Néanmoins, étant librement inspiré du Journal d'Anne Frank, Le Journal de Hanako n'en est évidemment pas une adaptation stricte, loin de là, l'écho aux célèbre écrits de la jeune fille juive semblant surtout être un moyen pour Machiko Kyô de rendre sa propre oeuvre plus percutante en la rattachant à notre réalité. Les différences sont donc nombreuses, surtout à travers une idée: pas de Juifs persécutés par les Nazis d'Hitler ici, mais des Orientaux persécutés par L'Empire de l'Ordre Nouveau dirigés par un mystérieux Guide Suprême. Mais c'est encore une autre idée qui vient intriguer, à savoir les rencontres en "rêve", dans une boîte, de notre héroïne avec Tarô, un étrange jeune garçon qui, peu à peu, se révélera avoir un lien avec un certaine "Führer"... A partir de là, chaque fois que la mangaka va s'intéresse un peu plus à ce Tarô et révéler différents aspects de son enfance, de son passé, il sera difficile de ne pas y voir une certaine référence à Hitler et à ce qui l'a potentiellement conditionné à devenir le très triste personnage historique que l'on connaît. Un aspect intéressant, dont on attendra de voir l'évolution dans le deuxième et dernier tome.

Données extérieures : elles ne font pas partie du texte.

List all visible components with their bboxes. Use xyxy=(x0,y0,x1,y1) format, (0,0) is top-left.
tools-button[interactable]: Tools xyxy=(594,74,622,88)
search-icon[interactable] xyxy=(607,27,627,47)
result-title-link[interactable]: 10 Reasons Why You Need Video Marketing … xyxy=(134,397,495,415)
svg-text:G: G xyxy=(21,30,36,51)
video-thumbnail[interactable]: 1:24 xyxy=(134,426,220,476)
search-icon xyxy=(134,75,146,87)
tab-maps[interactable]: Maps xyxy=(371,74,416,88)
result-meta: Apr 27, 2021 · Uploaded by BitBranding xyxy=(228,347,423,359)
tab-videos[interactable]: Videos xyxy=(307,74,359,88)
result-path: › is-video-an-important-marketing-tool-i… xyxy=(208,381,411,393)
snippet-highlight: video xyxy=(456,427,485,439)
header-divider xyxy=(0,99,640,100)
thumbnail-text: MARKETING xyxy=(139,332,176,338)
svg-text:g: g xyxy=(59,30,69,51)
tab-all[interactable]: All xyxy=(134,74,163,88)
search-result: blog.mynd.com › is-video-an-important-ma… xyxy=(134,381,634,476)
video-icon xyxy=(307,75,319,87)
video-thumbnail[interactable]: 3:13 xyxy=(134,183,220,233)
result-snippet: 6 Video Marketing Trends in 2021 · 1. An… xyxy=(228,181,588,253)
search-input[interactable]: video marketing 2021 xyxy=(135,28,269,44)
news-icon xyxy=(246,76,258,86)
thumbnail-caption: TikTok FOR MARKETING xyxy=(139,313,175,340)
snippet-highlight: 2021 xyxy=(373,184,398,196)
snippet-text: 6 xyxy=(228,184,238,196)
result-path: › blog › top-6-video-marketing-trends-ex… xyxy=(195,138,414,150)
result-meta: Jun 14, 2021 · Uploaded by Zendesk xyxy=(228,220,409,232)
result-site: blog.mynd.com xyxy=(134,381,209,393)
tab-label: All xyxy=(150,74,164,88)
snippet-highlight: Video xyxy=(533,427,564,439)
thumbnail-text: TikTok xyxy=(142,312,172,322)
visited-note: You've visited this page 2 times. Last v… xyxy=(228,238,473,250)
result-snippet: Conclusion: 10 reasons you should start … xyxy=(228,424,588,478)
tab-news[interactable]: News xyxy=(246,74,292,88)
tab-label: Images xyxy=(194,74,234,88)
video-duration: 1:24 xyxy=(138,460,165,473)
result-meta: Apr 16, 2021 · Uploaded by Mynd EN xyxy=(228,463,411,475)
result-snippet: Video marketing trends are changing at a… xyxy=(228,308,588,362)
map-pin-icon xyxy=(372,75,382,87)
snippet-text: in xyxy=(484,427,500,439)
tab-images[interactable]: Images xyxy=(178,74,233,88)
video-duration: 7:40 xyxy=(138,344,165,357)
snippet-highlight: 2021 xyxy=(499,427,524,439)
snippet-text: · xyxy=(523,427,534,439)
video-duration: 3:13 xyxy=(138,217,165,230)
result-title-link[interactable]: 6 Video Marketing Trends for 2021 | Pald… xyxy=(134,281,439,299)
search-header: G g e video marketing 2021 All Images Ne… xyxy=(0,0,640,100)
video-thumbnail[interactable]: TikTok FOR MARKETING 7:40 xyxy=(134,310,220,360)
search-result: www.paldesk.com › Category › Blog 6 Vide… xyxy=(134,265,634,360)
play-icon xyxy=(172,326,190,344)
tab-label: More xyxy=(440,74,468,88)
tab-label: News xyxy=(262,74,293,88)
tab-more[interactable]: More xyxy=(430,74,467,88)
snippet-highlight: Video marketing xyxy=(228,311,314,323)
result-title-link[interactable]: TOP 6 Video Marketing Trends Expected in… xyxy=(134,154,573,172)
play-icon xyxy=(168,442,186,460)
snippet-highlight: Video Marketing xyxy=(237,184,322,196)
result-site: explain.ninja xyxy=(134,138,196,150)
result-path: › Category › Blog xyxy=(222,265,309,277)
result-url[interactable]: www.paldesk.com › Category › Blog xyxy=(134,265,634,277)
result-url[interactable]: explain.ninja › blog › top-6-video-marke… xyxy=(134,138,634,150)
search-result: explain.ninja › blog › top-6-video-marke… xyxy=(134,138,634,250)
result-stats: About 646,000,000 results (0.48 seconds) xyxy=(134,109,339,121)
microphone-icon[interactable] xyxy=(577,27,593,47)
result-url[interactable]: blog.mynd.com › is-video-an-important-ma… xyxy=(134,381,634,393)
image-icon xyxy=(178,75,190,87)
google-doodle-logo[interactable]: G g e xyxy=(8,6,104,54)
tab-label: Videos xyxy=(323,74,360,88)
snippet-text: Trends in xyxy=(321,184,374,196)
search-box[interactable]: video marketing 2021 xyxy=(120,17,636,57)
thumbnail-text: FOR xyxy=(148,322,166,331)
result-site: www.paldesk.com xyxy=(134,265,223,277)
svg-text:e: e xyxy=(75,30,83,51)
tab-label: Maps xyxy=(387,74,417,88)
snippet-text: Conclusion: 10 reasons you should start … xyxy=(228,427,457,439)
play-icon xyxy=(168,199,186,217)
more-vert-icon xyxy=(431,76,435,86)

A part ça, soulignons aussi, tout comme dans Cocon, l'incroyable talent de cette dessinatrice pour jouer sur des visuels en contrastes, tant la douceur, la naïveté, la blancheur de son style est en totale opposition avec les atrocités qui se jouent. Ajoutons à cela l'éternelle joie de Hanako qui reste aussi insouciante que possible tant qu'elle le peut, et on obtient quelque chose de déchirant dès que c'est l'horreur qui prend le dessus.
Alors, après le bouleversant et indispensable Cocon, ce premier volume du Journal de Hanako commence puissamment, via une réinterprétation très libre du Journal d'Anne Frank où l'autrice nous immisce déjà avec force dans les pires atrocités de la Deuxième Guerre mondiale, en jouant très bien sur le contraste entre le drame et l'horreur de la situation et la part de naïveté de son style graphique.
Et côté édition française, la copie est satisfaisante: la couverture est bien dans le ton de l'oeuvre, le grand format est appréciable pour ce genre de titre, le papier est souple et assez épais, l'impression est convaincante, le lettrage est sobre et propre, et la traduction d'Aurélien Estager sonne toujours juste.